His fingers trailed up from her hip, over the curve of her waist, leaving goosebumps in their wake. They avoided her breasts, her throat, the places he’d already claimed. They came to rest over the mark again, his palm covering it completely. The warmth intensified, sharpening into a sweet, acute ache. Lila’s back arched slightly off the desk, a silent gasp parting her lips.
“Do you feel it pulling?” he asked, his breath stirring the hair at her temple.
She nodded, unable to speak. It was a magnetic draw, a cord of pure sensation tied to the core of her, and the other end was buried in the palm of his hand. It tugged gently, insistently. It wanted him closer. It wanted his skin on hers, his weight, his—
Kael made a sound, a soft hum of acknowledgment. “It will always pull. Toward me. The seal demands proximity. Denial will cause it to burn.”
He lifted his hand. The sudden absence of contact was a shock, a cold void where the warmth had been concentrated. The mark pulsed, a bright flare of demand. A soft, broken sound escaped her. Her own hand twitched at her side, fingers curling against the wood as if to stop herself from reaching for him.
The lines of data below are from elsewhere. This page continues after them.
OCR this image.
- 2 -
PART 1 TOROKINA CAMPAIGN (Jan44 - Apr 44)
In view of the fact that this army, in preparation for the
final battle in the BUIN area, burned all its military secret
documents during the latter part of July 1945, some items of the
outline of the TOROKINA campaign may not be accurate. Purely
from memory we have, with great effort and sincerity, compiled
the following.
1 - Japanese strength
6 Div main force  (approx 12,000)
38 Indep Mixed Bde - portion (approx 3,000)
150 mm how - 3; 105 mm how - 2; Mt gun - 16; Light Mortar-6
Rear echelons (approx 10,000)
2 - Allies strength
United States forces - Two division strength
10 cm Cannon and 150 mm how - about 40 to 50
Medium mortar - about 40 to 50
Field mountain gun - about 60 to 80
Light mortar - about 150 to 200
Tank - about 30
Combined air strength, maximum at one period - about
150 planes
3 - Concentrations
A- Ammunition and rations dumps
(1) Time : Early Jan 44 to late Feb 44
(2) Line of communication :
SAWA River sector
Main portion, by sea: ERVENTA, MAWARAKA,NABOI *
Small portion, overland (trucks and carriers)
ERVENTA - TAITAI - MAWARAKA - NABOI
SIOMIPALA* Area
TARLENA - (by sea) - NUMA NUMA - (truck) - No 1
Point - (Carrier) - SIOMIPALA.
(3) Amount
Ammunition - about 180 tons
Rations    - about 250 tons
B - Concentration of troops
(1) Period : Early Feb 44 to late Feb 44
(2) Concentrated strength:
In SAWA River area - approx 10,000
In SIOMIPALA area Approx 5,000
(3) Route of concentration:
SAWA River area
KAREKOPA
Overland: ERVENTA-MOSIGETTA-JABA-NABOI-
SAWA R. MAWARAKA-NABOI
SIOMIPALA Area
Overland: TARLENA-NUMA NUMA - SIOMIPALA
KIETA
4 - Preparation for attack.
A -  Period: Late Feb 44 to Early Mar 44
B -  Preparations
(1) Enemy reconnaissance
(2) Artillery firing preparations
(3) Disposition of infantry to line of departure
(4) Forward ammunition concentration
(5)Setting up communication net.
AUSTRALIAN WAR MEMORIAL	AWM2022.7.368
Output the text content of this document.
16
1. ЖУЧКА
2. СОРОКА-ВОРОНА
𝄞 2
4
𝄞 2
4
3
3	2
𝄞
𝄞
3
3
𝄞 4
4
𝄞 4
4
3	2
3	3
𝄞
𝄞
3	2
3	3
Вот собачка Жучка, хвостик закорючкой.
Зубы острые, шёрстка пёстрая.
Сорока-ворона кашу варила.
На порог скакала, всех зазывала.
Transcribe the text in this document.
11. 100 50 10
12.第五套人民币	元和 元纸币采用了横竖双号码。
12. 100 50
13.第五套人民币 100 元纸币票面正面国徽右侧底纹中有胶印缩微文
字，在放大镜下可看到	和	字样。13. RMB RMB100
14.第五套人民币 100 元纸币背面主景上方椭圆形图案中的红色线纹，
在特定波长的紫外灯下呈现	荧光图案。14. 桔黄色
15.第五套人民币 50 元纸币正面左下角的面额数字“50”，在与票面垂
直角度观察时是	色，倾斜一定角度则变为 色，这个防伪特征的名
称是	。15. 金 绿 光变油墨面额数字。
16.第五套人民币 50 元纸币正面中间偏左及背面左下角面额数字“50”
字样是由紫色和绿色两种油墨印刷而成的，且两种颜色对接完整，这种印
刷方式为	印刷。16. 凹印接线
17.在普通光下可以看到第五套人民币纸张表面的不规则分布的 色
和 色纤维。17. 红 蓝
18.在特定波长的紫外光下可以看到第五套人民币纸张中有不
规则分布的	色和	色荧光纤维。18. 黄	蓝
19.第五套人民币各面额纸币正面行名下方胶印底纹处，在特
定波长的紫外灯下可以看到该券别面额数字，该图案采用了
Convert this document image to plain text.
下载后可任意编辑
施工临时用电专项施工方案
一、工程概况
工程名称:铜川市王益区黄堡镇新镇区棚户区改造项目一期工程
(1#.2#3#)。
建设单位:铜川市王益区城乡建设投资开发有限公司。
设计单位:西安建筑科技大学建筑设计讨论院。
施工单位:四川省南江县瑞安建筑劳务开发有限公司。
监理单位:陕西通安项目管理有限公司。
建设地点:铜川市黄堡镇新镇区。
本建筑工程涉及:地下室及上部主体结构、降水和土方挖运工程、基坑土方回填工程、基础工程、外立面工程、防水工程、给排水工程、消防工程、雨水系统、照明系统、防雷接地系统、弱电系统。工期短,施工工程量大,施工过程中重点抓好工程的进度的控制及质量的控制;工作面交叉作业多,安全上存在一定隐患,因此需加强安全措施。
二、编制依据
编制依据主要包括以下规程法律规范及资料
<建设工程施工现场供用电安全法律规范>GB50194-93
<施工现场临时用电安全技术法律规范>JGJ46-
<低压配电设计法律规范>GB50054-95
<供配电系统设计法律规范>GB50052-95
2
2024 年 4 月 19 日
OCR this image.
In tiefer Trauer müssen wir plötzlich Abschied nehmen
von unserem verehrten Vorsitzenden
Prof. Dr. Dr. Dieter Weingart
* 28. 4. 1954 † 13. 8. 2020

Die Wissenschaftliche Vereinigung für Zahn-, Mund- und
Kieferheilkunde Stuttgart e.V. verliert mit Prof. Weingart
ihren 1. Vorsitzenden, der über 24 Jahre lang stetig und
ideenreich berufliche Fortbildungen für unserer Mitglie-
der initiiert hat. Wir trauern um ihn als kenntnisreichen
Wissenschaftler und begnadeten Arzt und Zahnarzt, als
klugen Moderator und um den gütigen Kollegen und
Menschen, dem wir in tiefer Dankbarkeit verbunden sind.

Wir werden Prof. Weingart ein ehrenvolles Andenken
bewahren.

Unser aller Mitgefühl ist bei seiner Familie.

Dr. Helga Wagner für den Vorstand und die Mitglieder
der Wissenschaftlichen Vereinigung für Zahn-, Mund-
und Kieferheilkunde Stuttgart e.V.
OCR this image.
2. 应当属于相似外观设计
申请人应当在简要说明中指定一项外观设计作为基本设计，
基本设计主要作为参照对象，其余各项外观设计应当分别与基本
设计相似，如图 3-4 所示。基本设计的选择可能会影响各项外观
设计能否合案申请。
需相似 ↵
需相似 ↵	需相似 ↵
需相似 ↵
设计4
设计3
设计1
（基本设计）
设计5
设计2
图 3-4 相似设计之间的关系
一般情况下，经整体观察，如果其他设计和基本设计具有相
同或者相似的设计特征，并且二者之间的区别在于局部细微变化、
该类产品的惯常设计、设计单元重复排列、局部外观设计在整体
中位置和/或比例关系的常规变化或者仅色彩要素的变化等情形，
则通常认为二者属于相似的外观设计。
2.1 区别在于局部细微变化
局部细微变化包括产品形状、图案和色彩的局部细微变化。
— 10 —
He watched the reaction in her face, in the frantic jump of the pulse in her throat. His expression was still unreadable, but his black eyes were fixed, absorbing every detail of her unraveling. “You see,” he said, the words terribly quiet. “The claim is not external. It is not a collar around your neck. It is a root in your soil. You will grow around it.”
He straightened then, withdrawing his heat, his presence, though he did not step away. The candle guttered, plunging the sigil into shadow for a moment before the flame steadied. Lila lay perfectly still, feeling the root take hold, feeling it twist deep, making a home inside her. The cold slickness on her thighs was forgotten. There was only the warm, dark brand and the hollow, aching pull where his hand had been.